Diandra mengangguk lalu menilik penampilan Omar dari ujung kepala hingga ujung kakinya. Tidak ada yang berbeda darinya selain adanya amplop cokelat di tangan kanannya. Diandra menunjuk pada benda tipis itu. "Kak Ilyas udah tanda tangan surat pemecatan Kak Jehro dari BEM?"
Kontan Omar melihat amplop bawaannya, menduga bahwa pertanyaan itu merujuk pada isi dari barangnya. "Ini?—oh, nggak. Ini gue baru mau ngegugat Jethro. Biar dia keluar dari kandang dan klarifikasi. Kalau nggak begini, dia bakal diem terus."
"Rachel udah tau?" Diandra siap mewawancara.
Omar diam, hanya menggeleng pelan.
"Nggak?"
"Nggak," ulang Omar.
"Kak, ini menyangkut Rachel. Gugatan lo ini menyangkut orang lain, jadi nggak akan bisa naik ke web sebelum Rachel tanda tangan surat persetujuan yang lo bikin," terang Diandra dengan tenang. "Sori. Gue bukan nggak dukung, tapi, itu aturannya. Kita selalu meminimalisir ada pihak yang tersakiti. Please kasih tau dulu ke Rachel sebelum lo kasih itu ke kepala redaksi, alias, Kak Alvi."

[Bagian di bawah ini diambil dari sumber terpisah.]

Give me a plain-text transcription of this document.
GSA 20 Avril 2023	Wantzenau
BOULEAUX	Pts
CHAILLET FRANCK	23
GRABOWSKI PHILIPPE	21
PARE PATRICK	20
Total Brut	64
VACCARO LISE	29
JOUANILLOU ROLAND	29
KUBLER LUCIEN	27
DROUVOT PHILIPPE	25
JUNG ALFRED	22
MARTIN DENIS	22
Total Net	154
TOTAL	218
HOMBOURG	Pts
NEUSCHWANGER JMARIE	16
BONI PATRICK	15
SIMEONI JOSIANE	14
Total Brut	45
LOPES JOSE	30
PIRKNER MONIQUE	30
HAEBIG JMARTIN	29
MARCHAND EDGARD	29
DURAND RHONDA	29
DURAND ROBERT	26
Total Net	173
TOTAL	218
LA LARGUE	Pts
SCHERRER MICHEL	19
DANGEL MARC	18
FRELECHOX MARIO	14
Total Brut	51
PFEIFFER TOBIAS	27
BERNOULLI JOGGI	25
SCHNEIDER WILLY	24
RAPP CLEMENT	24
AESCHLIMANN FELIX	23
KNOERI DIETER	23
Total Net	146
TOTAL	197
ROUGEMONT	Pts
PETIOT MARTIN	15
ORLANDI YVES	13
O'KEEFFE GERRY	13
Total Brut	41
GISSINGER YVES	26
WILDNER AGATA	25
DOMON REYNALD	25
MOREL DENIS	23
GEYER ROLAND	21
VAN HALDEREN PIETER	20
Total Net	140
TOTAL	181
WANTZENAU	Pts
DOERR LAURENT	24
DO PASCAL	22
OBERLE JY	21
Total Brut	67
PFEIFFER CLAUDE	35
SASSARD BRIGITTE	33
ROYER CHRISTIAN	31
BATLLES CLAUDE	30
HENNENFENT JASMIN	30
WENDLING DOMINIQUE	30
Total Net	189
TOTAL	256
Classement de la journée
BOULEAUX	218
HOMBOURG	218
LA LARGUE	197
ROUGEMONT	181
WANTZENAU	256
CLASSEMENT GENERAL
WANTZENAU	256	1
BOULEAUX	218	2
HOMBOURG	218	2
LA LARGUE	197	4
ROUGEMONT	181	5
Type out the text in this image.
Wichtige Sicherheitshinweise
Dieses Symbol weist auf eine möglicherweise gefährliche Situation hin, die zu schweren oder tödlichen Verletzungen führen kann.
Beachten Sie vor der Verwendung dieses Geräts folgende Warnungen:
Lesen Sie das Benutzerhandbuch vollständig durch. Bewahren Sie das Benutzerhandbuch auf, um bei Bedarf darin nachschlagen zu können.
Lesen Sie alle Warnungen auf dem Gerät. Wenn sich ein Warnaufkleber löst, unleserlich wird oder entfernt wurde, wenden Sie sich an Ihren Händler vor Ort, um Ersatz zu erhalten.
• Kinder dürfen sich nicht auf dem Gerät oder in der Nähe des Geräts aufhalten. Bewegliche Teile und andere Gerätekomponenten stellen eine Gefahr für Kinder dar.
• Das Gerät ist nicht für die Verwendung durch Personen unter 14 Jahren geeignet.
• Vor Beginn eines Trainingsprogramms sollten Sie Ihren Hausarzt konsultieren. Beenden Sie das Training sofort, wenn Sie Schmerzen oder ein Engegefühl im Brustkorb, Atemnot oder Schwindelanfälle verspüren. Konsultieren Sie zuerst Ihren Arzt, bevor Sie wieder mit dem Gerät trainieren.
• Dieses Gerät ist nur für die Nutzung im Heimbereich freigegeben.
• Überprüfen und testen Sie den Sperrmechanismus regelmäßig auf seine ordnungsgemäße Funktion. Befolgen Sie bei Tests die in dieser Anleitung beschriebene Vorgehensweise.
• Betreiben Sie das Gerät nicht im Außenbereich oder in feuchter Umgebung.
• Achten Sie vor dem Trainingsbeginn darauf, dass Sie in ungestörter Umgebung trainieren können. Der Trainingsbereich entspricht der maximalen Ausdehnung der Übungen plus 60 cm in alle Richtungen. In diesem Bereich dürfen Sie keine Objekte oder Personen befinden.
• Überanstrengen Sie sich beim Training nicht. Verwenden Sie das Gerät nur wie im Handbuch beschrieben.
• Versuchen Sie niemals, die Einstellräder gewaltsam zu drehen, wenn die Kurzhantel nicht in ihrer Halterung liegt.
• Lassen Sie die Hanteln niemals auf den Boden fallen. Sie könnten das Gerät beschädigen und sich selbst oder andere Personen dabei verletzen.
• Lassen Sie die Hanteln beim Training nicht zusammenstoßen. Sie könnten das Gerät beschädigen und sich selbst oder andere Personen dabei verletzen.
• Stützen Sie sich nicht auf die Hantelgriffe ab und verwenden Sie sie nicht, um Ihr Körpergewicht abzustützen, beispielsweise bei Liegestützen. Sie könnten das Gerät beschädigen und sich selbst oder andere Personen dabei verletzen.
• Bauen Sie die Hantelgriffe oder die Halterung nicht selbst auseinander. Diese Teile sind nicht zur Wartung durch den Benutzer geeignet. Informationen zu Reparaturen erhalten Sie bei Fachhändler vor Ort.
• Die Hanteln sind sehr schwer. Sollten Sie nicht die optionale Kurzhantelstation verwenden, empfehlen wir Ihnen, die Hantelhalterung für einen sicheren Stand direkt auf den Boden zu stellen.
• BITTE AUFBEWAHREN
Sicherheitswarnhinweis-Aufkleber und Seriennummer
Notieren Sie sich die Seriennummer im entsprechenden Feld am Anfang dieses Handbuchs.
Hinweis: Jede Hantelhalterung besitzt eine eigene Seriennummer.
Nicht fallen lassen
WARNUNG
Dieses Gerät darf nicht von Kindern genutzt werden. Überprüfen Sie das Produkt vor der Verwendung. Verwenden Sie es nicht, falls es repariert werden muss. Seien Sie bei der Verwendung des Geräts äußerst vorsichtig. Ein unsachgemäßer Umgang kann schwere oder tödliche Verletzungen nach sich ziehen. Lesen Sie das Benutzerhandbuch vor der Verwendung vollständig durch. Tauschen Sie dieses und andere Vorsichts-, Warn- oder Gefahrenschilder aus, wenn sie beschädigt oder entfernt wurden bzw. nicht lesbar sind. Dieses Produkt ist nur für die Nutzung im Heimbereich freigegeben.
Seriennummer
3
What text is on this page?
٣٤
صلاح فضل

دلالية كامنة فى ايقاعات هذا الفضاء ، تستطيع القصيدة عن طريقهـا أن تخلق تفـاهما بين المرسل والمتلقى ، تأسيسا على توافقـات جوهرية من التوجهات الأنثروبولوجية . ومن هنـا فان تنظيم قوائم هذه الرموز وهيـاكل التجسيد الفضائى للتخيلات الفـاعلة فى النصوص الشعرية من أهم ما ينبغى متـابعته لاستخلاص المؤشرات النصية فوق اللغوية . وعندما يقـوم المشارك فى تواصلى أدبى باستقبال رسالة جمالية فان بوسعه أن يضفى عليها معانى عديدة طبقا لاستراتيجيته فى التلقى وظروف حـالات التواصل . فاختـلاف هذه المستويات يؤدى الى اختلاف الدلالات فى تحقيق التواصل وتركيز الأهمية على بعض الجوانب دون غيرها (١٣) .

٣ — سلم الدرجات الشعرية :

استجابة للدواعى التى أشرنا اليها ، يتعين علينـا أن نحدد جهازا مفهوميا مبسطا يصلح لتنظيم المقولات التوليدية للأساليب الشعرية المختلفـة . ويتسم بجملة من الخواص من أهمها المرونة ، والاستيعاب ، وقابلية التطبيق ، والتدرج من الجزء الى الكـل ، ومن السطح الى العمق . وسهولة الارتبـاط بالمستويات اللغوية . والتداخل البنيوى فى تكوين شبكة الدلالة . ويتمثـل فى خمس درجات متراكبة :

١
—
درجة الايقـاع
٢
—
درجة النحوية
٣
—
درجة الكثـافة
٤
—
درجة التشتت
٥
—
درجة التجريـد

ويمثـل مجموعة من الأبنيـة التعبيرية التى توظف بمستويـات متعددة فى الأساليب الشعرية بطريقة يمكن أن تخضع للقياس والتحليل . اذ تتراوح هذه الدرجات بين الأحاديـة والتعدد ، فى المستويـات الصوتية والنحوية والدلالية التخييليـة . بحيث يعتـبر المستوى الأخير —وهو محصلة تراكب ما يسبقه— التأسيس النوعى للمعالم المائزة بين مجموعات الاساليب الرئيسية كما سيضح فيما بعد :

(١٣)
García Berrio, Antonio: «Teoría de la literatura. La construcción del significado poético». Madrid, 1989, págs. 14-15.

Omar tak berkutik di tempatnya berdiri. Ia memang belum pernah mengirimkan tulisan apapun ke redaksi Layang Biwara, maka ia memaklumi dirinya sendiri atas ketidaktahuannya. Akan tetapi, kalau harus meminta izin pada Rachel, ia bahkan tidak tahu caranya. Rachel dan Jethro menghilang bagai ditelan bumi. Bersamaan.
"Gue duluan, ya," pamit Diandra sambil berlalu melewati Omar.
"Eh, Diandra," panggil Omar tepat ketika satu kaki Diandra masuk. Gadis itu kembali berbalik. "Kalau Rachel masuk, kabarin gue ya. Bilang sama Rachel, dicariin Omar."
Diandra tak sempat memberikan respons, tapi Omar sudah berbalik dan pergi, setelah segaris senyum kikuk terbit di wajahnya. "Dicariin Omar?" gadis itu menggumam sendiri sambil tertawa. "Nanti temen gue geer, kayak mau tanggung jawab aja."